Vous ne verrez donc pas encore de séquences de furtivité, juste de l’action pour sentir l’intensité du jeu "parce que c’est ce qui fonctionne dans une bande-annonce." C’est avant tout le joueur qu’il faut séduire en donnant le ton. Et celui-ci sait se montrer intransigeant. C’est sans doute la plus grande peur pour les équipes. "Faire une bande-annonce, c’est extrêmement stressant. Si elle fuite avant, ce n’est bon ni pour nous ni pour le joueur", confie Robin Björkell, responsable de la communication du studio.

Si vous n’êtes pas sûrs que ce sera dans le jeu, ne le montrez pas. Les joueurs ont de la mémoire… Ils vont décortiquer chaque seconde du trailer et l’analyser.
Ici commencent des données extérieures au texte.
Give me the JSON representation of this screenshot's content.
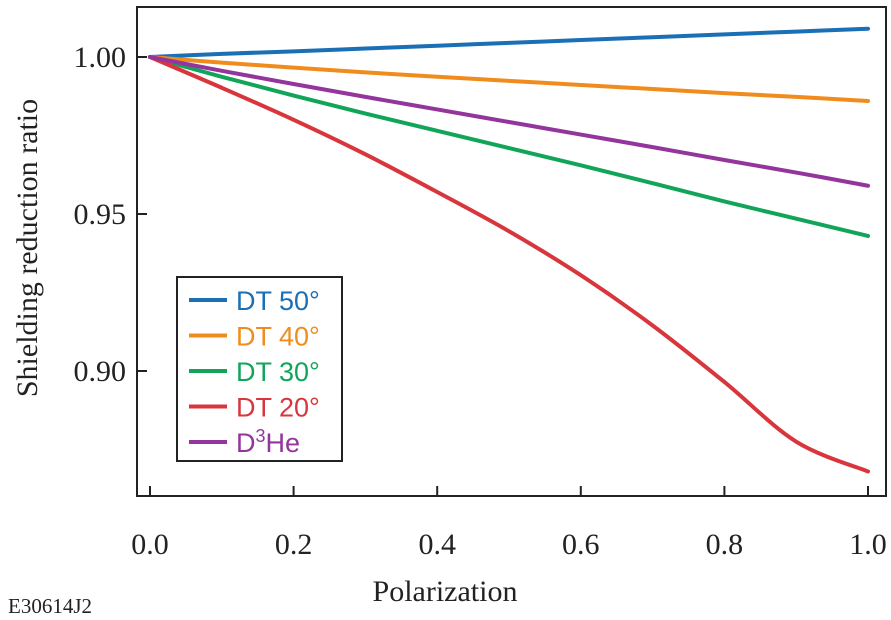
{
  "figure_id": "E30614J2",
  "chart_data": {
    "type": "line",
    "title": "",
    "xlabel": "Polarization",
    "ylabel": "Shielding reduction ratio",
    "xlim": [
      0.0,
      1.0
    ],
    "ylim": [
      0.866,
      1.016
    ],
    "x_ticks": [
      "0.0",
      "0.2",
      "0.4",
      "0.6",
      "0.8",
      "1.0"
    ],
    "x_tick_values": [
      0.0,
      0.2,
      0.4,
      0.6,
      0.8,
      1.0
    ],
    "y_ticks": [
      "0.90",
      "0.95",
      "1.00"
    ],
    "y_tick_values": [
      0.9,
      0.95,
      1.0
    ],
    "grid": false,
    "legend_position": "bottom-left",
    "x": [
      0.0,
      0.1,
      0.2,
      0.3,
      0.4,
      0.5,
      0.6,
      0.7,
      0.8,
      0.9,
      1.0
    ],
    "series": [
      {
        "name": "DT 50°",
        "color": "#1a6fb5",
        "values": [
          1.0,
          1.001,
          1.0018,
          1.0027,
          1.0036,
          1.0045,
          1.0054,
          1.0063,
          1.0072,
          1.0081,
          1.009
        ]
      },
      {
        "name": "DT 40°",
        "color": "#f08c1e",
        "values": [
          1.0,
          0.9982,
          0.9966,
          0.9951,
          0.9937,
          0.9924,
          0.9911,
          0.9898,
          0.9885,
          0.9873,
          0.986
        ]
      },
      {
        "name": "DT 30°",
        "color": "#12a55a",
        "values": [
          1.0,
          0.9937,
          0.9877,
          0.982,
          0.9765,
          0.971,
          0.9655,
          0.9598,
          0.954,
          0.9485,
          0.943
        ]
      },
      {
        "name": "DT 20°",
        "color": "#d8363c",
        "values": [
          1.0,
          0.9902,
          0.98,
          0.969,
          0.957,
          0.9445,
          0.9305,
          0.9145,
          0.8965,
          0.8775,
          0.868
        ]
      },
      {
        "name_parts": [
          "D",
          "3",
          "He"
        ],
        "name": "D3He",
        "color": "#93359c",
        "values": [
          1.0,
          0.9956,
          0.9914,
          0.9873,
          0.9833,
          0.9793,
          0.9753,
          0.9713,
          0.9672,
          0.9632,
          0.959
        ]
      }
    ]
  }
}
Et quand vous sortez le jeu, ça a l’air différent. Ils sont intraitables là-dessus".

"C’est amusant de les voir aussi passionnés", admet Simon Viklund. "Cela témoigne de leur intérêt. Souvent, cela peut sembler agaçant, mais au final, c’est ce que vous leur avez dit, ce que vous leur avez montré, les infos qu’ils ont. Et ils fondent leur vision du jeu sur ça. Il faut donc faire attention". De l'importance pour 10 Chambers de savoir "se ménager, ne pas trop en révéler ni trop promettre."

Den of Wolves
Den of Wolves © 10 Chambers

Une forme de pression qui, quelques heures avant les Game Awards, met les équipes de Den of Wolves un peu en stress malgré l'habitude de leur 4e participation. Et leur directeur narratif se met, lui, une pression supplémentaire. Il est aussi l’homme derrière la musique du trailer et du jeu. "Pour Payday, c’était devenu une musique assez populaire auprès des joueurs. Je me suis dit que là aussi peut-être. J’ai donc dû 'étendre' la musique du trailer pour en faire un morceau de trois minutes qui pourrait arriver sur Spotify", s’amuse l’intéressé.

Réponse d’ici vendredi pour savoir si le trailer a été bien reçu et la musique aussi. Le jeu, lui, se fera attendre encore un peu sur PC avec néanmoins une phase de beta à venir prochainement.